Und am Abend begleiten wir dann vielleicht eben noch eine Gruppe an ihrem Gründungstreffen.

"Es gibt viele Gelegenheiten zur Zusammenarbeit im Gesundheitswesen."

Welche Gelegenheiten zur Zusammenarbeit mit Stellen oder Personen aus dem Gesundheitswesen bieten sich in eurer Arbeit? Und warum ist gerade die Zusammenarbeit mit Spitälern so wichtig für euch?

Es gibt viele Gelegenheiten zur Zusammenarbeit im Gesundheitswesen.

Dazu gehört der direkte Austausch mit den Fachstellen, z.B. wenn wir uns mit dem Team einer Gesundheitsinstitution vernetzen, beispielsweise einer Suchtberatungsstelle. Dabei stellen wir uns gegenseitig unsere Arbeit vor. Mit dem Blauen Kreuz hatten wir vor kurzem einen solchen Austausch: Sie bieten fachgeleitete Gruppen an, wir autonome Selbsthilfegruppen, also ging es  darum, Schnittstellen zu finden, auszuloten welche ihrer Gruppen beispielsweise auch selbständig laufen könnten etc.

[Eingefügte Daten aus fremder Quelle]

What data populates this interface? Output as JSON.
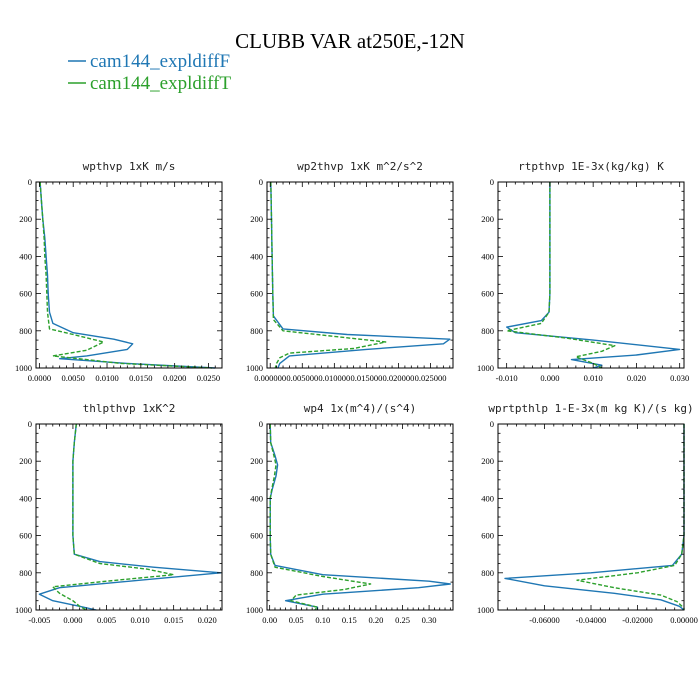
{
  "figure": {
    "title": "CLUBB VAR at250E,-12N",
    "legend": [
      {
        "name": "cam144_expldiffF",
        "color": "#1f77b4",
        "dash": "solid"
      },
      {
        "name": "cam144_expldiffT",
        "color": "#2ca02c",
        "dash": "dashed"
      }
    ]
  },
  "chart_data": [
    {
      "type": "line",
      "title": "wpthvp  1xK m/s",
      "xlim": [
        -0.0005,
        0.027
      ],
      "ylim": [
        1000,
        0
      ],
      "grid": false,
      "xticks": [
        0,
        0.005,
        0.01,
        0.015,
        0.02,
        0.025
      ],
      "xticklabels": [
        "0.0000",
        "0.0050",
        "0.0100",
        "0.0150",
        "0.0200",
        "0.0250"
      ],
      "yticks": [
        0,
        200,
        400,
        600,
        800,
        1000
      ],
      "yticklabels": [
        "0",
        "200",
        "400",
        "600",
        "800",
        "1000"
      ],
      "series": [
        {
          "name": "cam144_expldiffF",
          "color": "#1f77b4",
          "dash": "solid",
          "points": [
            [
              0.0001,
              0
            ],
            [
              0.0003,
              100
            ],
            [
              0.0005,
              200
            ],
            [
              0.0008,
              300
            ],
            [
              0.001,
              400
            ],
            [
              0.0012,
              500
            ],
            [
              0.0013,
              600
            ],
            [
              0.0015,
              700
            ],
            [
              0.002,
              760
            ],
            [
              0.005,
              810
            ],
            [
              0.011,
              845
            ],
            [
              0.0138,
              870
            ],
            [
              0.013,
              900
            ],
            [
              0.007,
              935
            ],
            [
              0.003,
              950
            ],
            [
              0.013,
              975
            ],
            [
              0.026,
              1000
            ]
          ]
        },
        {
          "name": "cam144_expldiffT",
          "color": "#2ca02c",
          "dash": "dashed",
          "points": [
            [
              0.0001,
              0
            ],
            [
              0.0003,
              100
            ],
            [
              0.0005,
              200
            ],
            [
              0.0007,
              300
            ],
            [
              0.0008,
              400
            ],
            [
              0.001,
              500
            ],
            [
              0.0011,
              600
            ],
            [
              0.0012,
              700
            ],
            [
              0.0015,
              790
            ],
            [
              0.005,
              820
            ],
            [
              0.0095,
              860
            ],
            [
              0.007,
              905
            ],
            [
              0.002,
              935
            ],
            [
              0.007,
              955
            ],
            [
              0.012,
              975
            ],
            [
              0.0255,
              1000
            ]
          ]
        }
      ]
    },
    {
      "type": "line",
      "title": "wp2thvp  1xK m^2/s^2",
      "xlim": [
        -0.0005,
        0.0285
      ],
      "ylim": [
        1000,
        0
      ],
      "grid": false,
      "xticks": [
        0,
        0.005,
        0.01,
        0.015,
        0.02,
        0.025
      ],
      "xticklabels": [
        "0.000000",
        "0.005000",
        "0.010000",
        "0.015000",
        "0.020000",
        "0.025000"
      ],
      "yticks": [
        0,
        200,
        400,
        600,
        800,
        1000
      ],
      "yticklabels": [
        "0",
        "200",
        "400",
        "600",
        "800",
        "1000"
      ],
      "series": [
        {
          "name": "cam144_expldiffF",
          "color": "#1f77b4",
          "dash": "solid",
          "points": [
            [
              0.0001,
              0
            ],
            [
              0.0002,
              200
            ],
            [
              0.0003,
              400
            ],
            [
              0.0004,
              600
            ],
            [
              0.0005,
              720
            ],
            [
              0.002,
              790
            ],
            [
              0.012,
              820
            ],
            [
              0.028,
              845
            ],
            [
              0.027,
              870
            ],
            [
              0.015,
              900
            ],
            [
              0.003,
              935
            ],
            [
              0.0015,
              975
            ],
            [
              0.0012,
              1000
            ]
          ]
        },
        {
          "name": "cam144_expldiffT",
          "color": "#2ca02c",
          "dash": "dashed",
          "points": [
            [
              0.0001,
              0
            ],
            [
              0.0002,
              200
            ],
            [
              0.0003,
              400
            ],
            [
              0.0004,
              600
            ],
            [
              0.0005,
              740
            ],
            [
              0.002,
              800
            ],
            [
              0.01,
              830
            ],
            [
              0.018,
              860
            ],
            [
              0.013,
              895
            ],
            [
              0.003,
              920
            ],
            [
              0.0015,
              945
            ],
            [
              0.001,
              975
            ],
            [
              0.0008,
              1000
            ]
          ]
        }
      ]
    },
    {
      "type": "line",
      "title": "rtpthvp  1E-3x(kg/kg) K",
      "xlim": [
        -0.012,
        0.031
      ],
      "ylim": [
        1000,
        0
      ],
      "grid": false,
      "xticks": [
        -0.01,
        0,
        0.01,
        0.02,
        0.03
      ],
      "xticklabels": [
        "-0.010",
        "0.000",
        "0.010",
        "0.020",
        "0.030"
      ],
      "yticks": [
        0,
        200,
        400,
        600,
        800,
        1000
      ],
      "yticklabels": [
        "0",
        "200",
        "400",
        "600",
        "800",
        "1000"
      ],
      "series": [
        {
          "name": "cam144_expldiffF",
          "color": "#1f77b4",
          "dash": "solid",
          "points": [
            [
              0,
              0
            ],
            [
              0,
              200
            ],
            [
              0,
              400
            ],
            [
              0,
              600
            ],
            [
              -0.0002,
              700
            ],
            [
              -0.002,
              745
            ],
            [
              -0.01,
              780
            ],
            [
              -0.008,
              810
            ],
            [
              0.01,
              850
            ],
            [
              0.03,
              900
            ],
            [
              0.02,
              930
            ],
            [
              0.005,
              955
            ],
            [
              0.012,
              985
            ],
            [
              0.01,
              1000
            ]
          ]
        },
        {
          "name": "cam144_expldiffT",
          "color": "#2ca02c",
          "dash": "dashed",
          "points": [
            [
              0,
              0
            ],
            [
              0,
              200
            ],
            [
              0,
              400
            ],
            [
              0,
              600
            ],
            [
              -0.0002,
              700
            ],
            [
              -0.002,
              760
            ],
            [
              -0.01,
              800
            ],
            [
              0.004,
              840
            ],
            [
              0.015,
              880
            ],
            [
              0.012,
              910
            ],
            [
              0.006,
              940
            ],
            [
              0.01,
              975
            ],
            [
              0.012,
              1000
            ]
          ]
        }
      ]
    },
    {
      "type": "line",
      "title": "thlpthvp  1xK^2",
      "xlim": [
        -0.0055,
        0.0222
      ],
      "ylim": [
        1000,
        0
      ],
      "grid": false,
      "xticks": [
        -0.005,
        0,
        0.005,
        0.01,
        0.015,
        0.02
      ],
      "xticklabels": [
        "-0.005",
        "0.000",
        "0.005",
        "0.010",
        "0.015",
        "0.020"
      ],
      "yticks": [
        0,
        200,
        400,
        600,
        800,
        1000
      ],
      "yticklabels": [
        "0",
        "200",
        "400",
        "600",
        "800",
        "1000"
      ],
      "series": [
        {
          "name": "cam144_expldiffF",
          "color": "#1f77b4",
          "dash": "solid",
          "points": [
            [
              0.0005,
              0
            ],
            [
              0.0002,
              100
            ],
            [
              0,
              200
            ],
            [
              0,
              400
            ],
            [
              0,
              600
            ],
            [
              0.0002,
              700
            ],
            [
              0.004,
              740
            ],
            [
              0.012,
              770
            ],
            [
              0.022,
              800
            ],
            [
              0.01,
              840
            ],
            [
              -0.002,
              880
            ],
            [
              -0.005,
              915
            ],
            [
              -0.003,
              950
            ],
            [
              0.001,
              980
            ],
            [
              0.0035,
              1000
            ]
          ]
        },
        {
          "name": "cam144_expldiffT",
          "color": "#2ca02c",
          "dash": "dashed",
          "points": [
            [
              0.0005,
              0
            ],
            [
              0.0002,
              100
            ],
            [
              0,
              200
            ],
            [
              0,
              400
            ],
            [
              0,
              600
            ],
            [
              0.0002,
              700
            ],
            [
              0.004,
              750
            ],
            [
              0.011,
              780
            ],
            [
              0.015,
              810
            ],
            [
              0.005,
              845
            ],
            [
              -0.003,
              875
            ],
            [
              -0.002,
              910
            ],
            [
              0,
              950
            ],
            [
              0.001,
              980
            ],
            [
              0.002,
              1000
            ]
          ]
        }
      ]
    },
    {
      "type": "line",
      "title": "wp4  1x(m^4)/(s^4)",
      "xlim": [
        -0.005,
        0.345
      ],
      "ylim": [
        1000,
        0
      ],
      "grid": false,
      "xticks": [
        0,
        0.05,
        0.1,
        0.15,
        0.2,
        0.25,
        0.3
      ],
      "xticklabels": [
        "0.00",
        "0.05",
        "0.10",
        "0.15",
        "0.20",
        "0.25",
        "0.30"
      ],
      "yticks": [
        0,
        200,
        400,
        600,
        800,
        1000
      ],
      "yticklabels": [
        "0",
        "200",
        "400",
        "600",
        "800",
        "1000"
      ],
      "series": [
        {
          "name": "cam144_expldiffF",
          "color": "#1f77b4",
          "dash": "solid",
          "points": [
            [
              0.001,
              0
            ],
            [
              0.002,
              100
            ],
            [
              0.01,
              170
            ],
            [
              0.015,
              220
            ],
            [
              0.012,
              280
            ],
            [
              0.005,
              350
            ],
            [
              0.001,
              400
            ],
            [
              0.001,
              500
            ],
            [
              0.001,
              600
            ],
            [
              0.002,
              700
            ],
            [
              0.01,
              760
            ],
            [
              0.1,
              810
            ],
            [
              0.3,
              845
            ],
            [
              0.34,
              860
            ],
            [
              0.28,
              880
            ],
            [
              0.1,
              915
            ],
            [
              0.03,
              950
            ],
            [
              0.09,
              985
            ],
            [
              0.09,
              1000
            ]
          ]
        },
        {
          "name": "cam144_expldiffT",
          "color": "#2ca02c",
          "dash": "dashed",
          "points": [
            [
              0.001,
              0
            ],
            [
              0.002,
              100
            ],
            [
              0.008,
              170
            ],
            [
              0.012,
              220
            ],
            [
              0.009,
              280
            ],
            [
              0.004,
              350
            ],
            [
              0.001,
              400
            ],
            [
              0.001,
              500
            ],
            [
              0.001,
              600
            ],
            [
              0.002,
              700
            ],
            [
              0.01,
              770
            ],
            [
              0.1,
              820
            ],
            [
              0.19,
              860
            ],
            [
              0.14,
              890
            ],
            [
              0.05,
              920
            ],
            [
              0.04,
              950
            ],
            [
              0.09,
              985
            ],
            [
              0.085,
              1000
            ]
          ]
        }
      ]
    },
    {
      "type": "line",
      "title": "wprtpthlp  1-E-3x(m kg K)/(s kg)",
      "xlim": [
        -0.08,
        0.0
      ],
      "ylim": [
        1000,
        0
      ],
      "grid": false,
      "xticks": [
        -0.06,
        -0.04,
        -0.02,
        0
      ],
      "xticklabels": [
        "-0.06000",
        "-0.04000",
        "-0.02000",
        "0.00000"
      ],
      "yticks": [
        0,
        200,
        400,
        600,
        800,
        1000
      ],
      "yticklabels": [
        "0",
        "200",
        "400",
        "600",
        "800",
        "1000"
      ],
      "series": [
        {
          "name": "cam144_expldiffF",
          "color": "#1f77b4",
          "dash": "solid",
          "points": [
            [
              0,
              0
            ],
            [
              0,
              200
            ],
            [
              0,
              400
            ],
            [
              0,
              600
            ],
            [
              -0.001,
              700
            ],
            [
              -0.005,
              760
            ],
            [
              -0.04,
              800
            ],
            [
              -0.077,
              830
            ],
            [
              -0.06,
              870
            ],
            [
              -0.03,
              910
            ],
            [
              -0.01,
              945
            ],
            [
              -0.002,
              980
            ],
            [
              0,
              1000
            ]
          ]
        },
        {
          "name": "cam144_expldiffT",
          "color": "#2ca02c",
          "dash": "dashed",
          "points": [
            [
              0,
              0
            ],
            [
              0,
              200
            ],
            [
              0,
              400
            ],
            [
              0,
              600
            ],
            [
              -0.001,
              700
            ],
            [
              -0.004,
              760
            ],
            [
              -0.02,
              800
            ],
            [
              -0.046,
              840
            ],
            [
              -0.03,
              880
            ],
            [
              -0.01,
              920
            ],
            [
              -0.003,
              955
            ],
            [
              0,
              990
            ],
            [
              0,
              1000
            ]
          ]
        }
      ]
    }
  ]
}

Manchmal werden wir auch eingeladen in Teams, so vor kurzem von der Spitex. Nächstens werden wir die Selbsthilfe Aargau an der Höheren Fachschule Gesundheit und Soziales vorstellen. Bei den Aktionstagen psychische Gesundheit organisieren wir ebenfalls Aktionen zusammen mit anderen Organisationen; zu Themen, wo es jeweils eine Fachorganisation gibt wie auch Selbsthilfegruppen. Betroffene wirken immer dabei mit. Beispielsweise haben wir mehrmals Film- und Theaterabende mit nachfolgender Podiumsdiskussion organisiert.

"Selbsthilfe ist immer ein relativ einfaches zusätzliches Angebot - unkompliziert und auch finanziell einfach zugänglich."

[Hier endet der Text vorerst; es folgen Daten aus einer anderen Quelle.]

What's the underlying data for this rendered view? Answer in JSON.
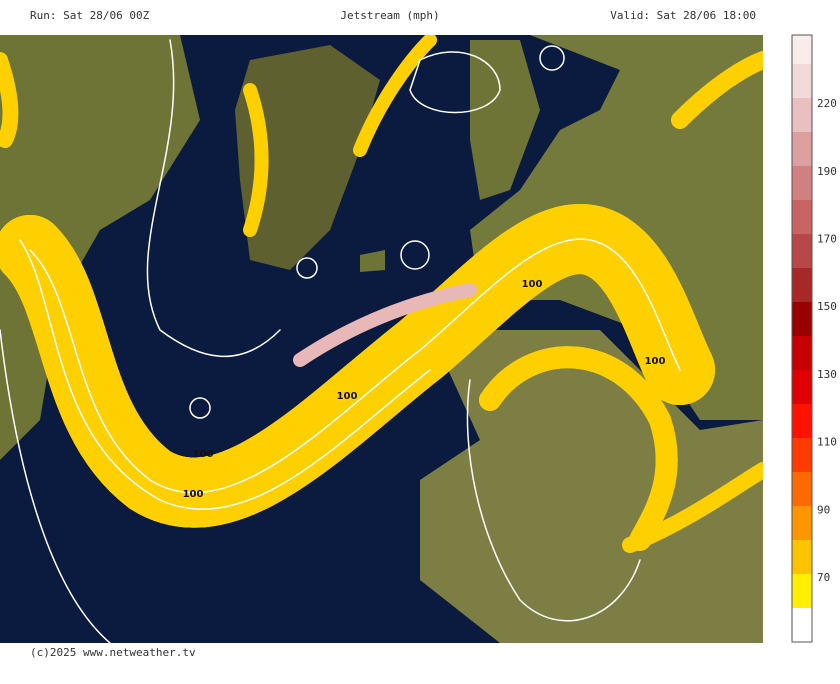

Die Zusammenarbeit mit Spitälern ist so wichtig, weil diese einen ganz wichtigen Zugang zu den potentiellen Teilnehmenden der Selbsthilfegruppen ermöglichen, und die Selbsthilfegruppen wiederum ein ergänzendes Angebot zur medizinischen Behandlung bieten.

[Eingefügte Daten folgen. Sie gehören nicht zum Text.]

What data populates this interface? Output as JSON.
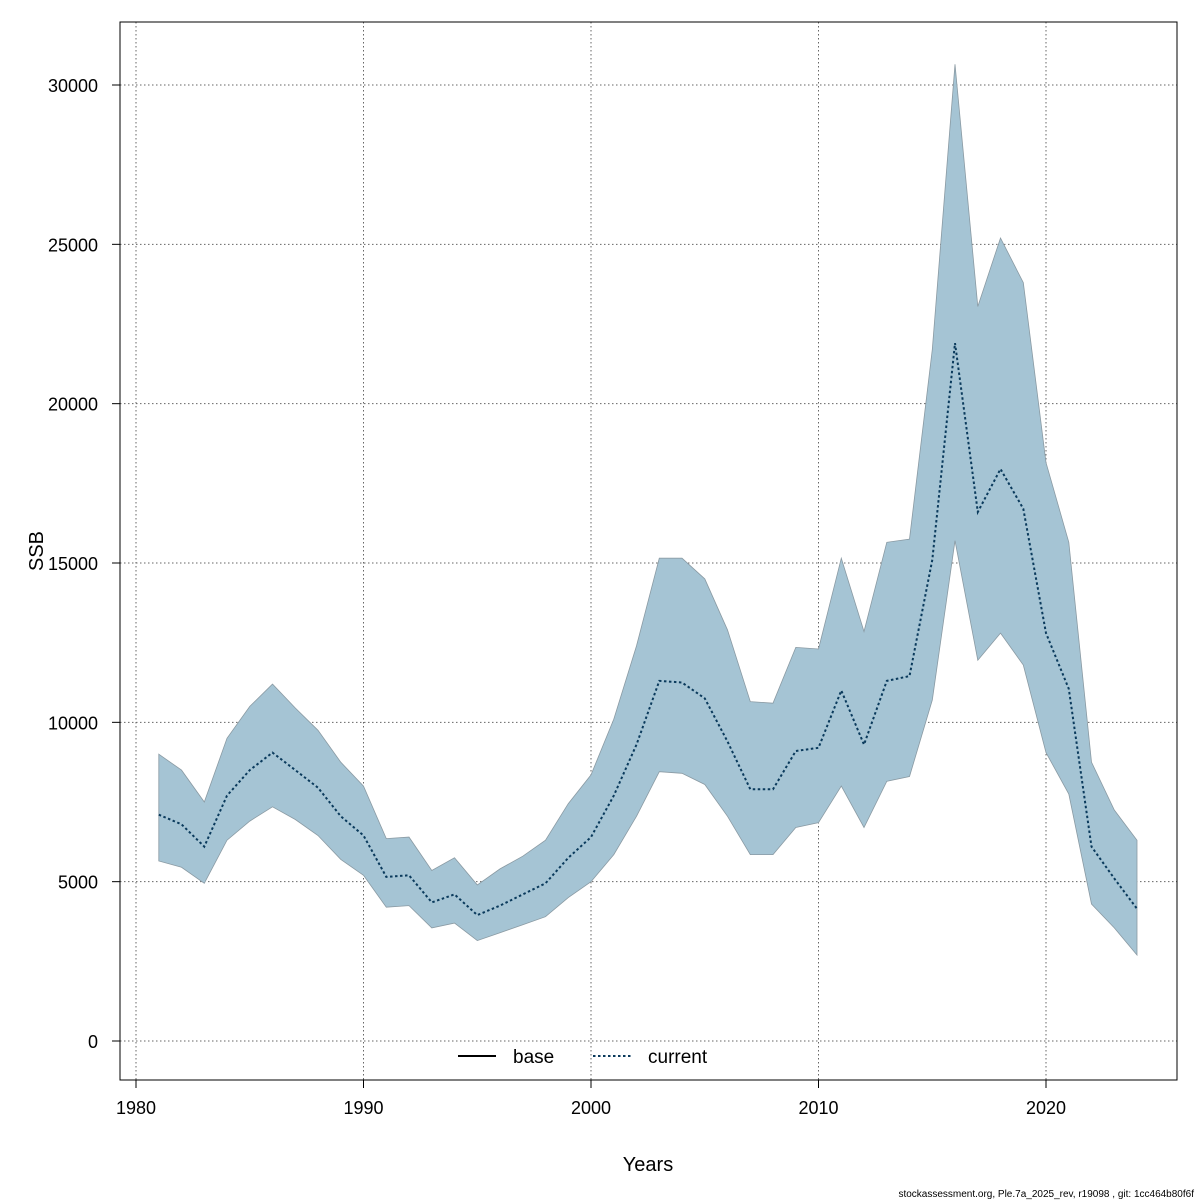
{
  "chart_data": {
    "type": "line",
    "xlabel": "Years",
    "ylabel": "SSB",
    "xlim": [
      1980,
      2025
    ],
    "ylim": [
      -1200,
      32000
    ],
    "x_ticks": [
      1980,
      1990,
      2000,
      2010,
      2020
    ],
    "y_ticks": [
      0,
      5000,
      10000,
      15000,
      20000,
      25000,
      30000
    ],
    "grid": true,
    "legend": {
      "position": "bottom-center",
      "entries": [
        "base",
        "current"
      ]
    },
    "colors": {
      "band": "#a5c4d4",
      "band_edge": "#8a9aa3",
      "current_line": "#0a3a5c",
      "base_line": "#000000"
    },
    "x": [
      1981,
      1982,
      1983,
      1984,
      1985,
      1986,
      1987,
      1988,
      1989,
      1990,
      1991,
      1992,
      1993,
      1994,
      1995,
      1996,
      1997,
      1998,
      1999,
      2000,
      2001,
      2002,
      2003,
      2004,
      2005,
      2006,
      2007,
      2008,
      2009,
      2010,
      2011,
      2012,
      2013,
      2014,
      2015,
      2016,
      2017,
      2018,
      2019,
      2020,
      2021,
      2022,
      2023,
      2024
    ],
    "series": [
      {
        "name": "current",
        "style": "dotted",
        "values": [
          7100,
          6800,
          6100,
          7700,
          8500,
          9050,
          8500,
          7950,
          7050,
          6450,
          5150,
          5200,
          4350,
          4600,
          3950,
          4250,
          4600,
          4950,
          5750,
          6400,
          7700,
          9300,
          11300,
          11250,
          10750,
          9400,
          7900,
          7900,
          9100,
          9200,
          11000,
          9300,
          11300,
          11450,
          15100,
          21900,
          16600,
          17950,
          16700,
          12800,
          11050,
          6100,
          5100,
          4150
        ]
      },
      {
        "name": "confidence band",
        "upper": [
          9000,
          8500,
          7500,
          9500,
          10500,
          11200,
          10450,
          9750,
          8750,
          8000,
          6350,
          6400,
          5350,
          5750,
          4900,
          5400,
          5800,
          6300,
          7450,
          8350,
          10100,
          12400,
          15150,
          15150,
          14500,
          12900,
          10650,
          10600,
          12350,
          12300,
          15150,
          12850,
          15650,
          15750,
          21700,
          30650,
          23050,
          25200,
          23800,
          18150,
          15650,
          8750,
          7250,
          6300
        ],
        "lower": [
          5650,
          5450,
          4950,
          6300,
          6900,
          7350,
          6950,
          6450,
          5700,
          5200,
          4200,
          4250,
          3550,
          3700,
          3150,
          3400,
          3650,
          3900,
          4500,
          5000,
          5850,
          7050,
          8450,
          8400,
          8050,
          7050,
          5850,
          5850,
          6700,
          6850,
          8000,
          6700,
          8150,
          8300,
          10700,
          15700,
          11950,
          12800,
          11800,
          9050,
          7750,
          4300,
          3550,
          2700
        ]
      }
    ],
    "footer": "stockassessment.org, Ple.7a_2025_rev, r19098 , git: 1cc464b80f6f"
  }
}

Es gibt immer wieder auch neue Zusammenarbeitsmöglichkeiten: Vor kurzem meldete sich eine Fachfrau, die bei einem Spital für das Gesundheitsmanagement bei den Mitarbeitende zuständig ist. Sie war auf der Suche nach Angeboten für die von Long Covid betroffenen Mitarbeitenden. Sie hatte vor einiger Zeit unsere Präsentation gehört, sich daran erinnert und sich dann bei uns gemeldet. Selbsthilfe ist immer ein relativ einfaches zusätzliches Angebot - unkompliziert und auch finanziell einfach zugänglich.

"Wir vermitteln, dass es Sinn macht, die Patienten an ihrer Behandlung mitwirken zu lassen"

Bei der Umsetzung der «Selbsthilfefreundlichkeit» ist auch der Einbezug der Betroffenen auf Augenhöhe wichtig. Ihr habt darin ja bereits viel Erfahrung. Warum ist das wichtig, und wie kann es gut gelingen?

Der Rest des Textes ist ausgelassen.